Mersin'in Arsalanköy Beldesi'nde çekilen 'Yün Bebek' filmini, Ümmiye Koçak yazdı ve yönetti. Toroslar'da yaşayan Yörük kadınlarının yaşamını konu edinen film, Antalya Kültür Merkezi'nde yapılan gala gösteriminde izleyicinin beğenisini kazandı. Oyuncu kadrosunun tamamını Arslanköylü Kadınlar Tiyatrosu üyeleri ile bölgede yaşayan köylü kadınların oluşturduğu film, Anadolu kadının gözünden, kadına uygulanan fiziksel ve sözlü şiddeti anlatıyor.

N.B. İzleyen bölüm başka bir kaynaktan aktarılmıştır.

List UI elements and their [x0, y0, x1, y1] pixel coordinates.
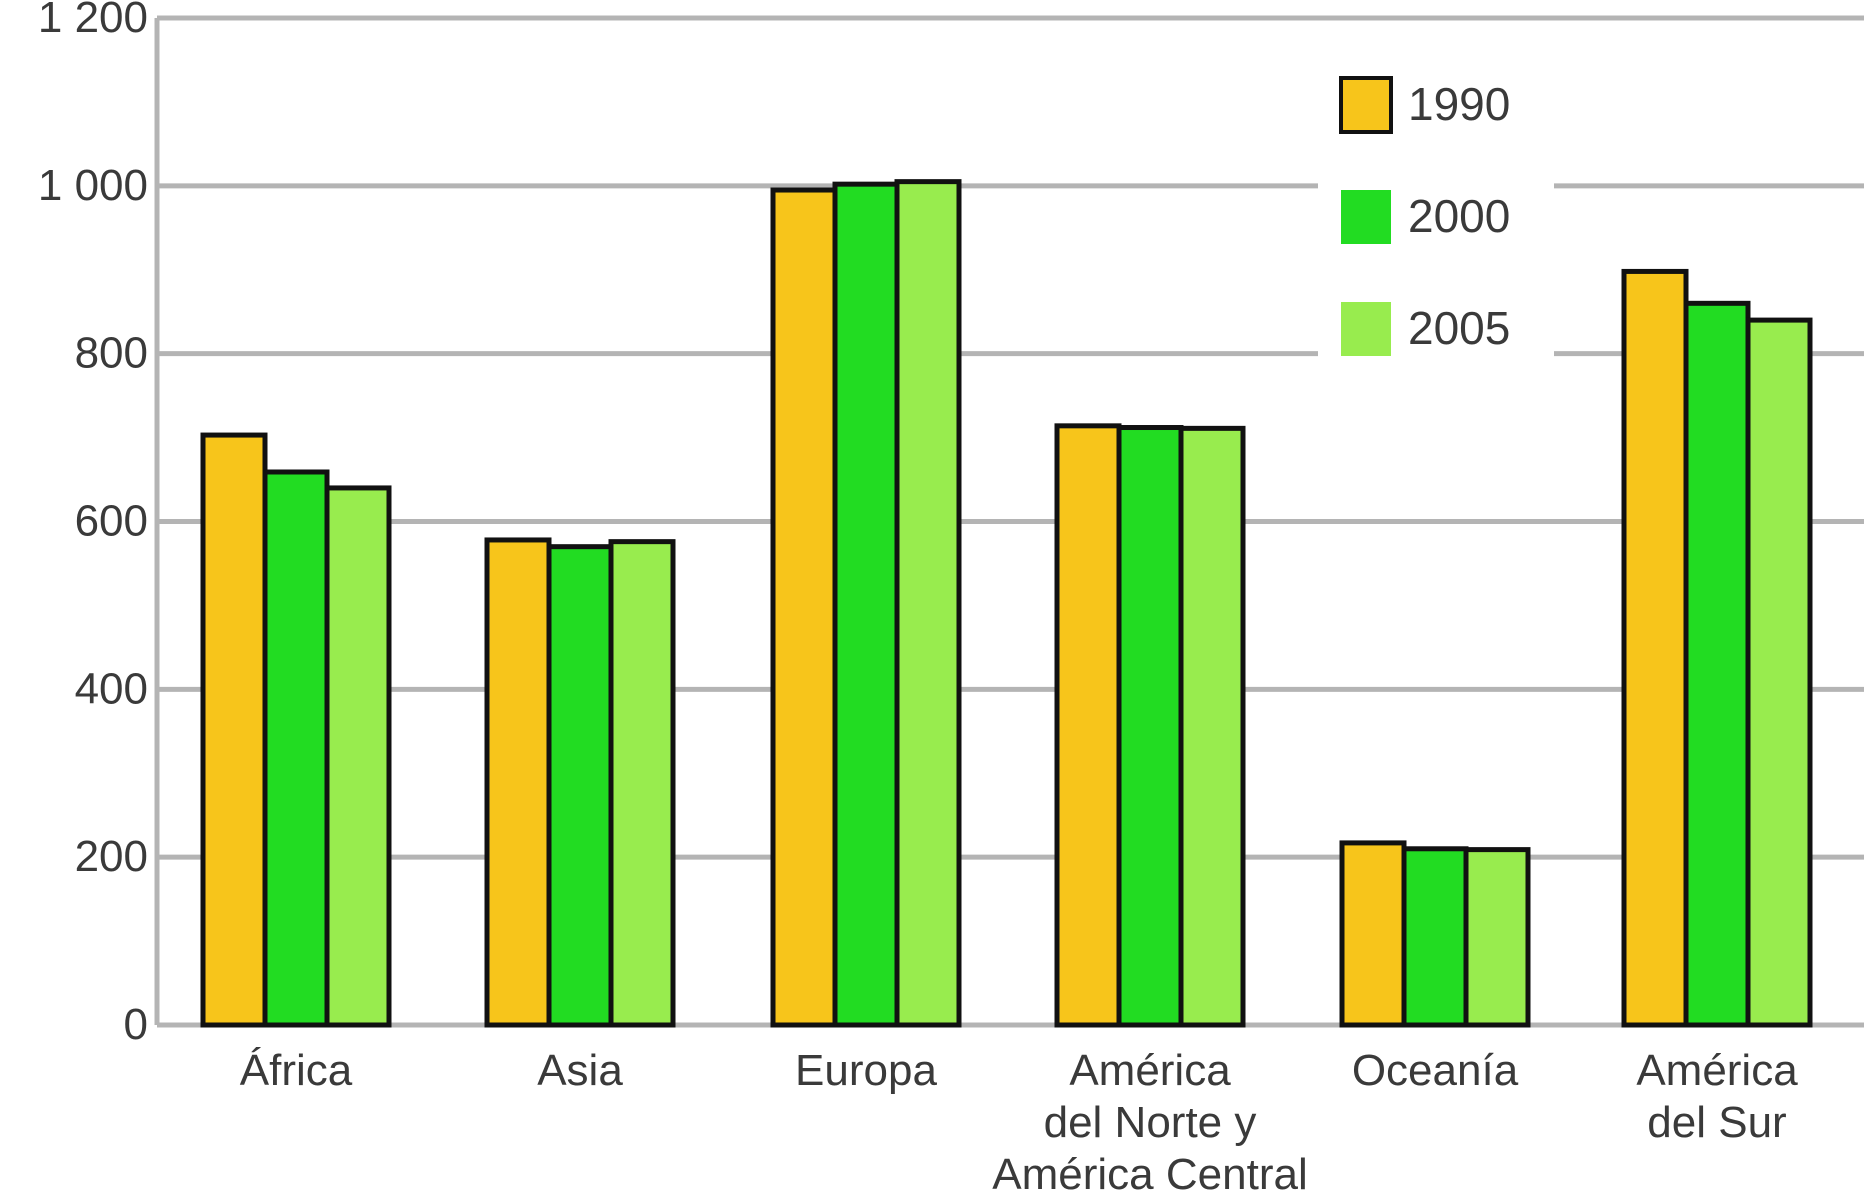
y-tick-label: 1 000 [38, 161, 148, 210]
x-category-label-line: Asia [537, 1046, 623, 1095]
x-axis-category-labels: África Asia Europa América del Norte y Améric… [240, 1046, 1798, 1199]
bar [1621, 268, 1689, 1028]
y-tick-label: 200 [75, 832, 148, 881]
legend-swatch [1341, 302, 1391, 356]
bar [608, 539, 676, 1028]
bar [546, 544, 614, 1028]
bar [770, 187, 838, 1028]
x-category-label: Oceanía [1352, 1046, 1519, 1095]
gridlines [157, 183, 1864, 1028]
y-tick-label: 1 200 [38, 0, 148, 42]
x-category-label-line: Europa [795, 1046, 937, 1095]
bar [1178, 425, 1246, 1028]
x-category-label-line: América Central [992, 1150, 1307, 1197]
legend-label: 2000 [1408, 190, 1510, 242]
legend-swatch [1339, 76, 1393, 134]
bars [200, 179, 1813, 1028]
bar [1683, 300, 1751, 1028]
x-category-label-line: del Sur [1647, 1098, 1786, 1147]
x-category-label-line: Oceanía [1352, 1046, 1519, 1095]
legend: 1990 2000 2005 [1318, 55, 1554, 375]
legend-swatch [1341, 190, 1391, 244]
y-tick-label: 400 [75, 664, 148, 713]
legend-label: 1990 [1408, 78, 1510, 130]
x-category-label: Asia [537, 1046, 623, 1095]
bar [1339, 840, 1407, 1028]
series-2005 [324, 179, 1813, 1028]
x-category-label-line: América [1069, 1046, 1231, 1095]
bar [1054, 423, 1122, 1028]
x-category-label-line: América [1636, 1046, 1798, 1095]
x-category-label-line: del Norte y [1044, 1098, 1257, 1147]
bar [894, 179, 962, 1028]
x-category-label: América del Sur [1636, 1046, 1798, 1147]
y-axis-tick-labels: 0 200 400 600 800 1 000 1 200 [38, 0, 148, 1049]
bar [484, 537, 552, 1028]
x-category-label: Europa [795, 1046, 937, 1095]
bar [1401, 846, 1469, 1028]
bar [1116, 425, 1184, 1028]
y-tick-label: 0 [124, 1000, 148, 1049]
bar [1745, 317, 1813, 1028]
bar [262, 469, 330, 1028]
series-1990 [200, 187, 1689, 1028]
bar [324, 485, 392, 1028]
x-category-label-line: África [240, 1046, 353, 1095]
bar [1463, 847, 1531, 1028]
legend-label: 2005 [1408, 302, 1510, 354]
y-tick-label: 600 [75, 497, 148, 546]
x-category-label: América del Norte y América Central [992, 1046, 1307, 1197]
bar [832, 181, 900, 1028]
x-category-label: África [240, 1046, 353, 1095]
bar [200, 432, 268, 1028]
y-tick-label: 800 [75, 329, 148, 378]
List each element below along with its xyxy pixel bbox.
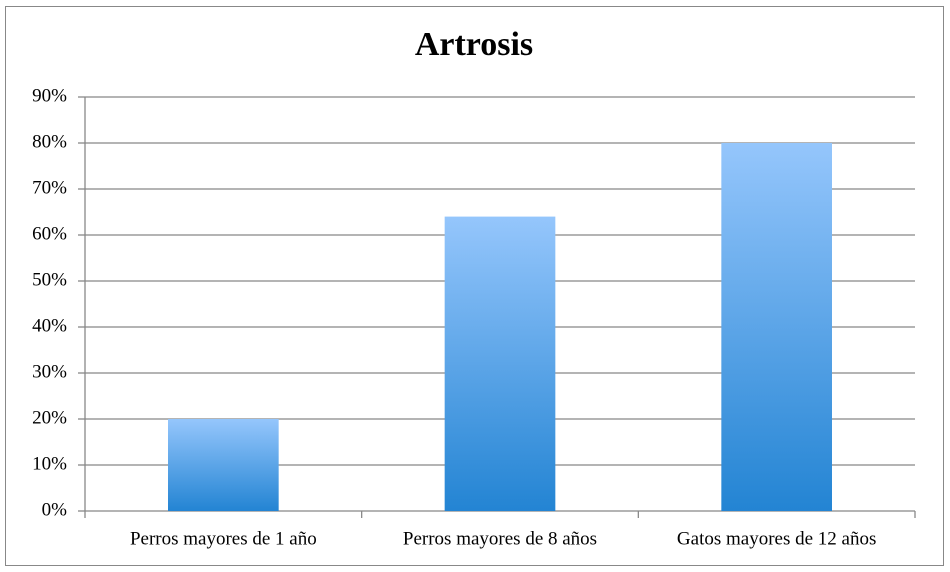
x-tick-label: Perros mayores de 1 año (130, 528, 317, 549)
bar (444, 216, 556, 511)
chart-title: Artrosis (415, 26, 533, 63)
y-tick-label: 40% (32, 315, 67, 336)
y-tick-label: 10% (32, 453, 67, 474)
y-tick-label: 90% (32, 85, 67, 106)
bar (721, 143, 832, 511)
x-tick-label: Gatos mayores de 12 años (677, 528, 876, 549)
y-tick-label: 70% (32, 177, 67, 198)
y-tick-label: 50% (32, 269, 67, 290)
x-tick-label: Perros mayores de 8 años (403, 528, 597, 549)
y-tick-label: 80% (32, 131, 67, 152)
y-tick-label: 0% (42, 499, 68, 520)
bar (168, 419, 279, 511)
y-tick-label: 60% (32, 223, 67, 244)
y-tick-label: 30% (32, 361, 67, 382)
y-tick-label: 20% (32, 407, 67, 428)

Yün Bebek, aynı zamanda her türlü iş yükünün altında ezilmeye bırakılan kadının hayatına ışık tutuyor.

Hayli duygusal sahnelerin yer aldığı filmin sonunda izleyiciler gözyaşlarına boğuldu. Gösterimi izleyen Yeşilçam'ın ünlü isimleri Suna Yıldızoğlu, Cihat Tamer ve Engin Çağlar'ın, filmde rol alan kadınlara ağlayarak sarılmaları galaya damgasını vurdu.

Gala gösteriminin hemen ardından film ekibinin ve oyuncuların katıldığı bir söyleşi gerçekleştirildi. Yapımcı Gürhan Ötün, tüm oyuncuların gönüllü olarak yer aldığı filmi 30 bin lira gibi küçük bir bütçeyle tamamladıklarını söyledi. Mersin Sinema Derneği ve Arslanköylü Kadınlar Tiyatrosu'nun ortak çalışması olan Yün Bebek'in, bu yılın Ocak- Mart ayları arasında eksi 20 dereceyi bulan soğuk havalarda çekildiğini belirten Ötün, "Kar yağışı çekimler boyunca neredeyse hiç durmadı ve 3,5 metre kalınlığa ulaştı. Oyuncu kadrosu ve film ekibinden donma tehlikesi geçirenler oldu. Toros Dağları'nda bu zorlu doğa koşullarına karşı koyarak çekimleri tamamladık" dedi.

Mersin Valiliği, Mersin Ticaret Borsası, Akdeniz Belediyesi ve Toroslar Belediyesi'nin desteklediği filmin 2'nci yönetmeni Yasin Korkmaz ise “Film ekibi projeye başlarken, bu gerçek hikayeyi en doğal hali ile anlatmayı planlamıştı. Bu nedenle oyuncular, o bölgede yaşayan kadınlar arasından seçildi. Filmde, o insanların gerçek hayatlarında bulunmayan hiçbir şeye yer verilmezken hikayeye sinemasal öğeler de eklenmedi. Konu en doğal haliyle anlatılmaya çalışıldı. Bu nedenle film konusu, oyunculuğu ve tekniği ile gerçeğe sadık kalmış oldu" diye konuştu.

FİLMİN KONUSU

Yün Bebek filmi, Toroslar'ın zirvesinde yaşayan Yörük kızı Elif'in hikayesini anlatıyor. Elif'in hayatı babaannesi ve dağlar arasına sıkışıp kalmıştır. Babaannesinin kendisine ve annesine yaptığı baskı, hayatlarını mutsuz bir hale getirir. Elif'in annesi Hatice ise gün boyu yemek, temizlik, odun toplama, süt sağma işlerinin yanında bir de kaynanasının hakaretleriyle boğuşur.